With benchmark West Texas Intermediate oil prices hovering around $22 per barrel for the June contract and regional prices even lower, netbacks for producers are admittedly dismal, making the current outlook for US oil production tenuous. Headlines surrounding potential state or federal government interventions further complicate the outlook. Today’s note examines recent production-related updates from a variety of stakeholders, including oilfield service providers, exploration and production (E&P) companies, and the Energy Information Administration (EIA), as well as the implications of these updates for midstream.
Upstream activity falling sharply without government intervention.
To state the obvious, the current price environment provides little incentive to bring new wells to production. E&Ps have slashed growth capital spending with the dual purpose of effectively storing hydrocarbons in the ground and preserving cash. From the end of February through Friday, the Baker Hughes (BKR) US oil rig count has fallen by 240 rigs (-35%) to 438 rigs. For context, the oil rig count reached a relative bottom of 316 rigs in May 2016 in the last major downturn – three months after oil’s relative bottom in February 2016. The rig count likely has much further to fall. On its 1Q earnings call on Friday, global oilfield services bellwether Schlumberger (SLB) estimated that North American rig and completion activity would fall 40-60% sequentially in 2Q20. On its earnings call this morning, Halliburton (HAL) noted that North American activity is in freefall, and E&P capex is trending towards a 50% decrease year over year. Management expects onshore activity to remain depressed through year-end 2020. With fewer new wells being drilled and completed, shale production will be subject to natural declines, which can be considerable given the front-loaded production profile of shale wells.
Activity is falling in response to the current market environment, regardless of potential government interventions. The Texas Railroad Commission held a well-publicized open meeting last week to receive feedback on potentially prorating oil production, with several industry representatives speaking against the measure, including Co-CEO of Enterprise Products Partners (EPD) Jim Teague. At the federal level, reports surfaced last week that the Trump administration is considering a plan to pay producers for leaving oil in reservoirs as additions to federal strategic reserves. While government intervention comes with its own challenges around implementation and the potential for ensuing court cases, individual companies may preemptively shut in production in the near term due to unattractive prices and/or storage constraints.
To that end, last Thursday, ConocoPhillips (COP) announced that it would reduce production at its Surmont oil sands project in Canada by 75% (100,000 barrels of oil per day on a gross basis) and curtail production across the Lower 48 by ~125,000 barrels per day starting next month.

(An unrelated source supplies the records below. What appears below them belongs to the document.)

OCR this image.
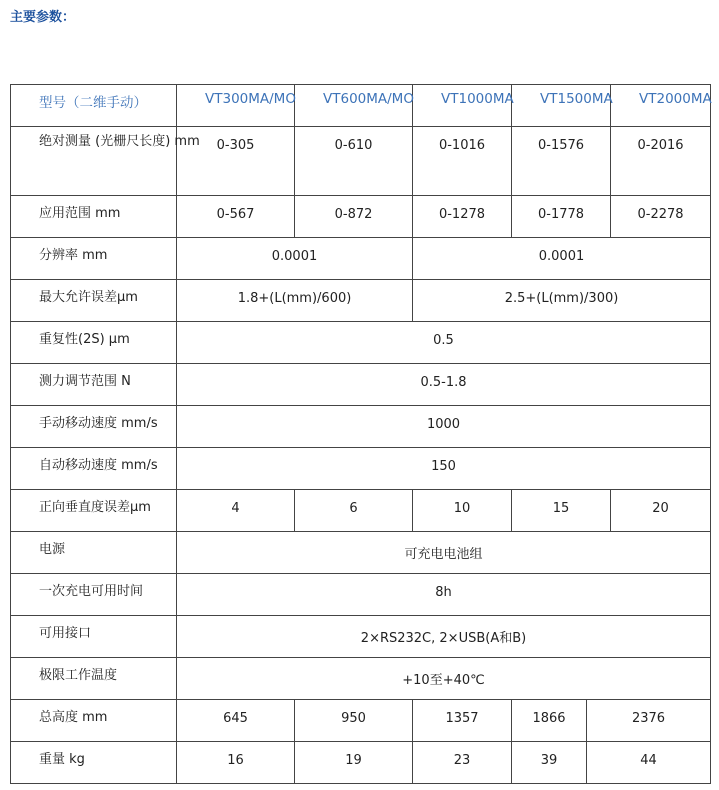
主要参数：
型号（二维手动）	VT300MA/MO	VT600MA/MO	VT1000MA	VT1500MA		VT2000MA
绝对测量 (光栅尺长度) mm	0-305	0-610	0-1016	0-1576		0-2016
应用范围 mm	0-567	0-872	0-1278	0-1778		0-2278
分辨率 mm	0.0001		0.0001			
最大允许误差μm	1.8+(L(mm)/600)		2.5+(L(mm)/300)			
重复性(2S) μm	0.5					
测力调节范围 N	0.5-1.8					
手动移动速度 mm/s	1000					
自动移动速度 mm/s	150					
正向垂直度误差μm	4	6	10	15		20
电源	可充电电池组					
一次充电可用时间	8h					
可用接口	2×RS232C, 2×USB(A和B)					
极限工作温度	+10至+40℃					
总高度 mm	645	950	1357	1866	2376	
重量 kg	16	19	23	39	44	
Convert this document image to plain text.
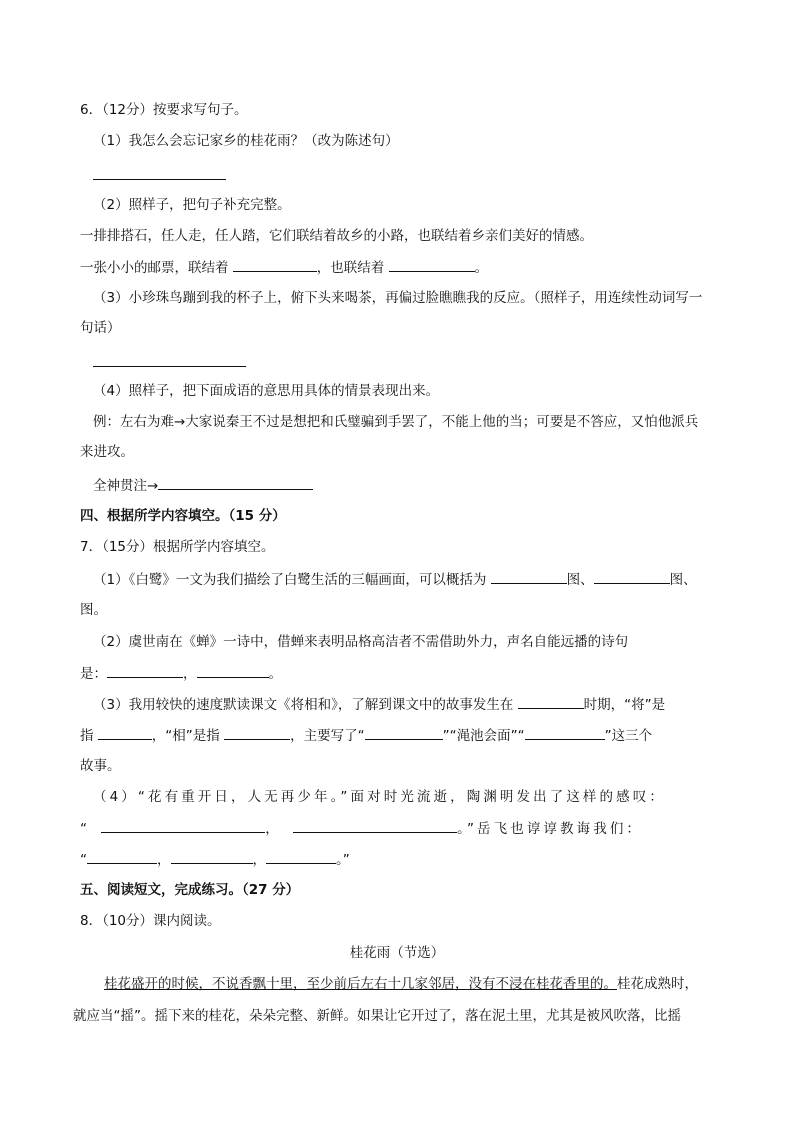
6．（12分）按要求写句子。
（1）我怎么会忘记家乡的桂花雨？（改为陈述句）
（2）照样子，把句子补充完整。
一排排搭石，任人走，任人踏，它们联结着故乡的小路，也联结着乡亲们美好的情感。
一张小小的邮票，联结着	，也联结着	。
（3）小珍珠鸟蹦到我的杯子上，俯下头来喝茶，再偏过脸瞧瞧我的反应。（照样子，用连续性动词写一
句话）
（4）照样子，把下面成语的意思用具体的情景表现出来。
例：左右为难→大家说秦王不过是想把和氏璧骗到手罢了，不能上他的当；可要是不答应，又怕他派兵
来进攻。
全神贯注→
四、根据所学内容填空。（15 分）
7．（15分）根据所学内容填空。
（1）《白鹭》一文为我们描绘了白鹭生活的三幅画面，可以概括为	图、	图、
图。
（2）虞世南在《蝉》一诗中，借蝉来表明品格高洁者不需借助外力，声名自能远播的诗句
是：	，	。
（3）我用较快的速度默读课文《将相和》，了解到课文中的故事发生在	时期，“将”是
指	，“相”是指	，主要写了“	”“渑池会面”“	”这三个
故事。
（4）“花有重开日，人无再少年。”面对时光流逝，陶渊明发出了这样的感叹：
“	，	。”岳飞也谆谆教诲我们：
“	，	，	。”
五、阅读短文，完成练习。（27 分）
8．（10分）课内阅读。
桂花雨（节选）
桂花盛开的时候，不说香飘十里，至少前后左右十几家邻居，没有不浸在桂花香里的。桂花成熟时，
就应当“摇”。摇下来的桂花，朵朵完整、新鲜。如果让它开过了，落在泥土里，尤其是被风吹落，比摇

COP expects to make future curtailment decisions on a month-to-month basis, importantly noting that the decisions are subject to operating agreements and contractual obligations. When asked on the corresponding conference call about the industry more broadly, COP’s Chairman and CEO Ryan Lance indicated that he expects similar actions by other E&Ps to be forthcoming, though other producers may be more inclined to maintain volumes to generate cash flow. As storage levels increase (read more), producers are likely going to be forced to temporarily curtail production if there’s nowhere for the crude to move. In its Short-Term Energy Outlook from April 7 (prior to the OPEC+ cut agreement), the EIA estimated that US oil production would fall by 1.6 million barrels per day (MMBpd) over the rest of this year, decreasing from 12.7 MMBpd in March to 11.1 MMBpd (down 12.6%) in December 2020 and stabilizing in 2021. The EIA noted the increased uncertainty around forecasts given ongoing developments with the COVID-19 pandemic.
What does this mean for midstream?
For the midstream business model, growing production is admittedly more constructive than declines. That said, contract features like minimum volume commitments (read more) are meant to protect midstream providers in challenging environments. When asked about pipeline commitments on last week’s call (see text box below), COP’s management noted that they do not expect significant costs related to the commitments and would be able to manage around them. For midstream, the commentary is reassuring, or at the least, does not raise concerns. On another positive note for the potential speed of recovery, COP expects robust production from unconventional wells in the Lower 48 when brought back online.
While COP is a household name with ample liquidity, investors often wonder about midstream’s exposure to producers that are not as well positioned. For midstream, smaller producers are likely to be smaller customers (read more on MLP counterparties here). Setting aside storage constraints, distressed companies’ assets may very well continue to produce through bankruptcies or reorganizations. Bakken and Niobrara producer Whiting Petroleum (WLL), which filed for Chapter 11 bankruptcy on April 1, noted at the time that it would continue to operate normally. Additionally, Reuters reported earlier this month that banks were laying the groundwork to operate oil and gas assets that may be seized with a view to selling the assets once the market has improved. Operating assets will likely need midstream infrastructure.
With production activity diving and potential shut-ins looming given storage constraints, US oil production is poised to decline, with the severity and duration admittedly less clear given ongoing demand uncertainty related to COVID-19. For midstream, the environment is less than ideal, but contract protections and the potential for unconventional volumes to return quickly are positives. While painful across the energy value chain, shut-ins bring the market one step closer towards rebalancing and corresponding price improvement.